La explosión que devastó un bar en la calle Manuel Maroto, 3, en Vallecas, dejando dos muertos y 25 heridos, sigue bajo escrutinio.
Según ha sabido ABC, el local donde ocurrió el suceso, catalogado como “almacén” en el portal de transparencia del Ayuntamiento de Madrid, carecía de cédula de habitabilidad.
Pese a ello, Fabio Enrique B., colombiano de 52 años y primera víctima mortal hallada entre los escombros, vivía allí con su esposa.
La investigación apunta a que las reformas ilegales realizadas en el inmueble podrían haber desencadenado la deflagración, que arrasó el bar Mis Tesoros y sacudió el barrio el pasado sábado.
Fuentes policiales confirmaron a ABC que el local, registrado como “actividad por decidir, almacén y otros usos”, estaba ocupado. Inicialmente, se sospechó que los habitantes eran okupas, pero la arrendadora afirmó el domingo que existía un contrato de alquiler.
La viuda de Fabio Enrique, quien alertó sobre su desaparición al no encontrarlo entre los heridos, confirmó que el fallecido realizaba trabajos de reforma en el bajo.
Una hipótesis policial señala que estas obras, sin permiso municipal, podrían haber dañado las conducciones de gas, causando la explosión sin llamas que dejó un saldo trágico.
El portal de transparencia municipal revela que, en octubre de 2024, se presentó una declaración responsable para obras de acondicionamiento en el local, incluyendo saneamiento, pintura y suelos.
Sin embargo, el permiso fue rechazado por problemas administrativos, y las reformas continuaron ilegalmente. En junio de 2025, el Ayuntamiento impuso una multa coercitiva por estas obras no autorizadas, según documentación a la que ha tenido acceso ABC. No existen nuevas licencias ni solicitudes asociadas a esta dirección.
Además, la Inspección Técnica de Edificios (ITE) del inmueble, construido en los años 50, resultó desfavorable en julio de 2024 por deficiencias estructurales pendientes de corrección.

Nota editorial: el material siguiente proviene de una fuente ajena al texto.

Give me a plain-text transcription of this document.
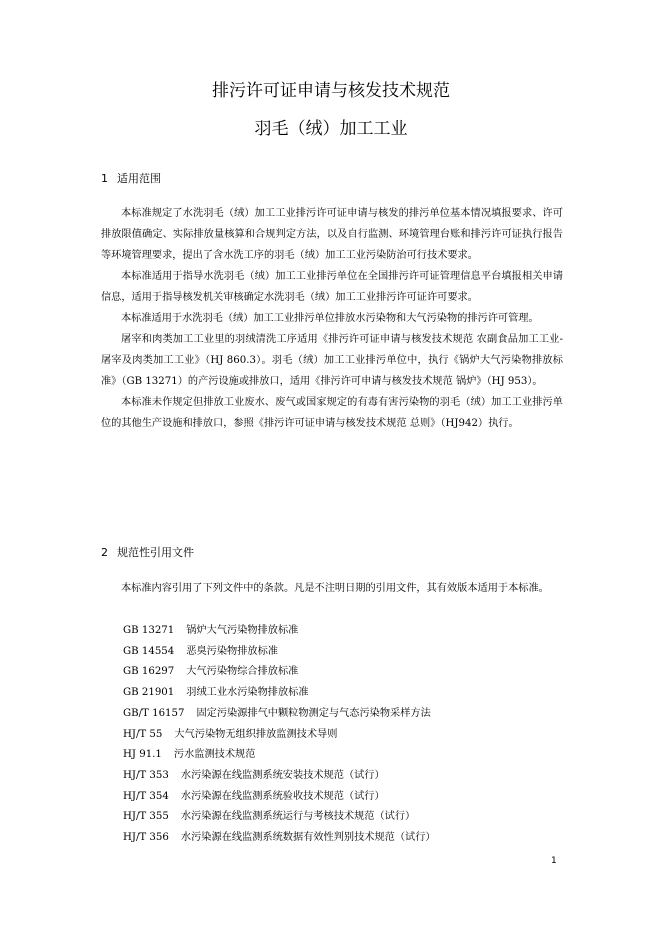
排污许可证申请与核发技术规范
羽毛（绒）加工工业
1 适用范围

本标准规定了水洗羽毛（绒）加工工业排污许可证申请与核发的排污单位基本情况填报要求、许可排放限值确定、实际排放量核算和合规判定方法，以及自行监测、环境管理台账和排污许可证执行报告等环境管理要求，提出了含水洗工序的羽毛（绒）加工工业污染防治可行技术要求。

本标准适用于指导水洗羽毛（绒）加工工业排污单位在全国排污许可证管理信息平台填报相关申请信息，适用于指导核发机关审核确定水洗羽毛（绒）加工工业排污许可证许可要求。

本标准适用于水洗羽毛（绒）加工工业排污单位排放水污染物和大气污染物的排污许可管理。

屠宰和肉类加工工业里的羽绒清洗工序适用《排污许可证申请与核发技术规范 农副食品加工工业-屠宰及肉类加工工业》（HJ 860.3）。羽毛（绒）加工工业排污单位中，执行《锅炉大气污染物排放标准》（GB 13271）的产污设施或排放口，适用《排污许可申请与核发技术规范 锅炉》（HJ 953）。

本标准未作规定但排放工业废水、废气或国家规定的有毒有害污染物的羽毛（绒）加工工业排污单位的其他生产设施和排放口，参照《排污许可证申请与核发技术规范 总则》（HJ942）执行。

2 规范性引用文件

本标准内容引用了下列文件中的条款。凡是不注明日期的引用文件，其有效版本适用于本标准。

GB 13271 锅炉大气污染物排放标准
GB 14554 恶臭污染物排放标准
GB 16297 大气污染物综合排放标准
GB 21901 羽绒工业水污染物排放标准
GB/T 16157 固定污染源排气中颗粒物测定与气态污染物采样方法
HJ/T 55 大气污染物无组织排放监测技术导则
HJ 91.1 污水监测技术规范
HJ/T 353 水污染源在线监测系统安装技术规范（试行）
HJ/T 354 水污染源在线监测系统验收技术规范（试行）
HJ/T 355 水污染源在线监测系统运行与考核技术规范（试行）
HJ/T 356 水污染源在线监测系统数据有效性判别技术规范（试行）
1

Borja Carabante, delegado de Urbanismo, aseguró que no hay riesgo inminente de derrumbe, pero los trabajos de desescombro durarán al menos diez días. Los técnicos municipales priorizan estabilizar la estructura del edificio, mientras el área de Políticas Sociales gestiona el realojo de las diez familias afectadas. Algunas se han trasladado con familiares, y otras reciben apoyo del Samur Social. Carabante subrayó la colaboración con la Policía Nacional para esclarecer las causas de la explosión.
Mientras, la investigación sigue su curso para determinar responsabilidades en un suceso que ha conmocionado Vallecas y expuesto las grietas en el control municipal de locales reconvertidos en viviendas.